Capital Preservation and Income in One ETF

Years of record-low interest rates have fueled investors’ desire for added investment income. The roughly $20 billion that has flowed into dividend exchange traded funds just this year proves as much.

One lesson from dividend/yield-chasing craze is that not all income ETFs are created equal. Another lesson is, and it applies to every corner of the investing universe, capital preservation is a critical though overlooked component of a portfolio’s long-term success. One ETF that marries the concepts of capital preservation and income generation is the newly minted WBI Large Cap Tactical Yield Shares (NYSEArca: WBIG).

The actively managed WBI Large Cap Tactical Yield Shares debuted in August as part of the 10-ETF suite launched by New Jersey-based WBI Investments. With nearly $116 million in assets under management, WBIG is one of the most successful ETFs in asset-gathering terms to debut this year. [A Strong Year for New ETFs]

A deeper look at WBIG reveals why the ETF has been a quick success.

“Clients want income and we look to reduce the volatility to markets in general,” said WBI President Matt Schreiber in an interview with ETF Trends. “Our ETFs are true active ETFs. We’re not managing to a benchmark. We look to capture some bull market returns while preserving capital during bear markets.”
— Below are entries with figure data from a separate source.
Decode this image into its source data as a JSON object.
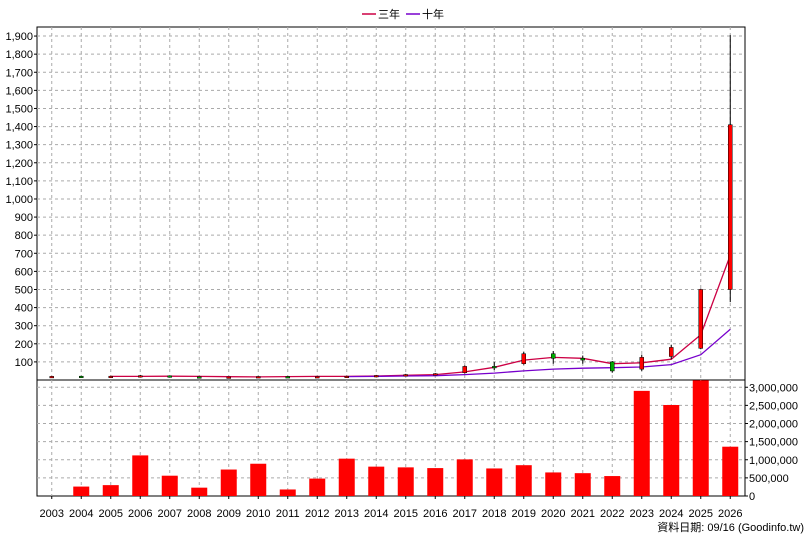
{
  "legend": {
    "items": [
      {
        "label": "三年",
        "color": "#cc0044"
      },
      {
        "label": "十年",
        "color": "#7700cc"
      }
    ]
  },
  "footer": {
    "source": "資料日期: 09/16  (Goodinfo.tw)"
  },
  "chart_data": [
    {
      "type": "candlestick",
      "title": "",
      "legend_position": "top-center",
      "grid": true,
      "x": [
        "2003",
        "2004",
        "2005",
        "2006",
        "2007",
        "2008",
        "2009",
        "2010",
        "2011",
        "2012",
        "2013",
        "2014",
        "2015",
        "2016",
        "2017",
        "2018",
        "2019",
        "2020",
        "2021",
        "2022",
        "2023",
        "2024",
        "2025",
        "2026"
      ],
      "ylim": [
        0,
        1950
      ],
      "yticks": [
        100,
        200,
        300,
        400,
        500,
        600,
        700,
        800,
        900,
        1000,
        1100,
        1200,
        1300,
        1400,
        1500,
        1600,
        1700,
        1800,
        1900
      ],
      "ytick_labels": [
        "100",
        "200",
        "300",
        "400",
        "500",
        "600",
        "700",
        "800",
        "900",
        "1,000",
        "1,100",
        "1,200",
        "1,300",
        "1,400",
        "1,500",
        "1,600",
        "1,700",
        "1,800",
        "1,900"
      ],
      "candles": [
        {
          "x": "2003",
          "open": 19,
          "close": 20,
          "high": 22,
          "low": 18
        },
        {
          "x": "2004",
          "open": 21,
          "close": 19,
          "high": 23,
          "low": 17
        },
        {
          "x": "2005",
          "open": 20,
          "close": 21,
          "high": 23,
          "low": 19
        },
        {
          "x": "2006",
          "open": 21,
          "close": 24,
          "high": 28,
          "low": 20
        },
        {
          "x": "2007",
          "open": 23,
          "close": 22,
          "high": 25,
          "low": 20
        },
        {
          "x": "2008",
          "open": 18,
          "close": 14,
          "high": 19,
          "low": 12
        },
        {
          "x": "2009",
          "open": 14,
          "close": 17,
          "high": 18,
          "low": 12
        },
        {
          "x": "2010",
          "open": 18,
          "close": 19,
          "high": 21,
          "low": 16
        },
        {
          "x": "2011",
          "open": 19,
          "close": 17,
          "high": 21,
          "low": 15
        },
        {
          "x": "2012",
          "open": 17,
          "close": 19,
          "high": 20,
          "low": 16
        },
        {
          "x": "2013",
          "open": 18,
          "close": 21,
          "high": 23,
          "low": 17
        },
        {
          "x": "2014",
          "open": 22,
          "close": 25,
          "high": 28,
          "low": 20
        },
        {
          "x": "2015",
          "open": 26,
          "close": 30,
          "high": 34,
          "low": 22
        },
        {
          "x": "2016",
          "open": 28,
          "close": 35,
          "high": 38,
          "low": 26
        },
        {
          "x": "2017",
          "open": 40,
          "close": 75,
          "high": 80,
          "low": 35
        },
        {
          "x": "2018",
          "open": 75,
          "close": 70,
          "high": 100,
          "low": 55
        },
        {
          "x": "2019",
          "open": 90,
          "close": 145,
          "high": 155,
          "low": 85
        },
        {
          "x": "2020",
          "open": 145,
          "close": 120,
          "high": 160,
          "low": 90
        },
        {
          "x": "2021",
          "open": 120,
          "close": 110,
          "high": 135,
          "low": 90
        },
        {
          "x": "2022",
          "open": 100,
          "close": 50,
          "high": 105,
          "low": 40
        },
        {
          "x": "2023",
          "open": 60,
          "close": 125,
          "high": 140,
          "low": 50
        },
        {
          "x": "2024",
          "open": 130,
          "close": 180,
          "high": 195,
          "low": 115
        },
        {
          "x": "2025",
          "open": 175,
          "close": 500,
          "high": 505,
          "low": 170
        },
        {
          "x": "2026",
          "open": 500,
          "close": 1410,
          "high": 1905,
          "low": 430
        }
      ],
      "series": [
        {
          "name": "三年",
          "color": "#cc0044",
          "values": [
            null,
            null,
            20,
            20,
            21,
            20,
            18,
            17,
            19,
            20,
            20,
            22,
            26,
            30,
            45,
            70,
            110,
            125,
            120,
            90,
            95,
            115,
            250,
            690
          ]
        },
        {
          "name": "十年",
          "color": "#7700cc",
          "values": [
            null,
            null,
            null,
            null,
            null,
            null,
            null,
            null,
            null,
            null,
            19,
            20,
            22,
            24,
            30,
            38,
            50,
            60,
            65,
            68,
            72,
            85,
            140,
            280
          ]
        }
      ]
    },
    {
      "type": "bar",
      "title": "",
      "grid": true,
      "categories": [
        "2003",
        "2004",
        "2005",
        "2006",
        "2007",
        "2008",
        "2009",
        "2010",
        "2011",
        "2012",
        "2013",
        "2014",
        "2015",
        "2016",
        "2017",
        "2018",
        "2019",
        "2020",
        "2021",
        "2022",
        "2023",
        "2024",
        "2025",
        "2026"
      ],
      "values": [
        0,
        260000,
        300000,
        1120000,
        560000,
        230000,
        730000,
        890000,
        180000,
        480000,
        1030000,
        810000,
        790000,
        770000,
        1010000,
        760000,
        850000,
        650000,
        630000,
        550000,
        2900000,
        2510000,
        3190000,
        1360000
      ],
      "bar_color": "#ff0000",
      "ylim": [
        0,
        3200000
      ],
      "yticks": [
        0,
        500000,
        1000000,
        1500000,
        2000000,
        2500000,
        3000000
      ],
      "ytick_labels": [
        "0",
        "500,000",
        "1,000,000",
        "1,500,000",
        "2,000,000",
        "2,500,000",
        "3,000,000"
      ],
      "ytick_position": "right"
    }
  ]
}
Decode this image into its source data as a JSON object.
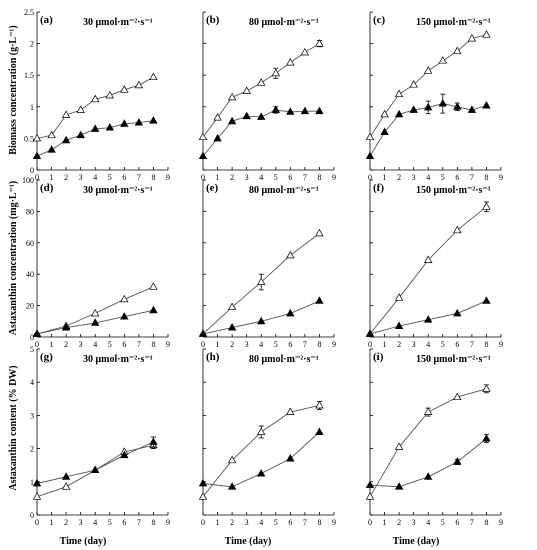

The capital preservation strategy has worked well as WBIG and its nine stablemates have all outperformed the S&P 500 since coming to market. In fact, the recent market pullback proved to be a fertile testing ground for WBIG’s, which includes moving to cash in tumultuous times and, as Schreiber highlighted, the ability to add new equity positions as markets exit corrections and begin moving higher.

In addition to devoting nearly two-thirds of its weight to short-term U.S. Treasuries and cash equivalents, WBIG holds 11 stocks. Several of those are sturdy dividend payers, new additions to the ETF’s portfolio or both.

“The first thing we want is dividend consistency,” said Schreiber. “We don’t like to see dividend cuts. We do like to see dividend growth. We like to have current income to augment capital appreciation. As long as you have capital, you’re always in good shape.”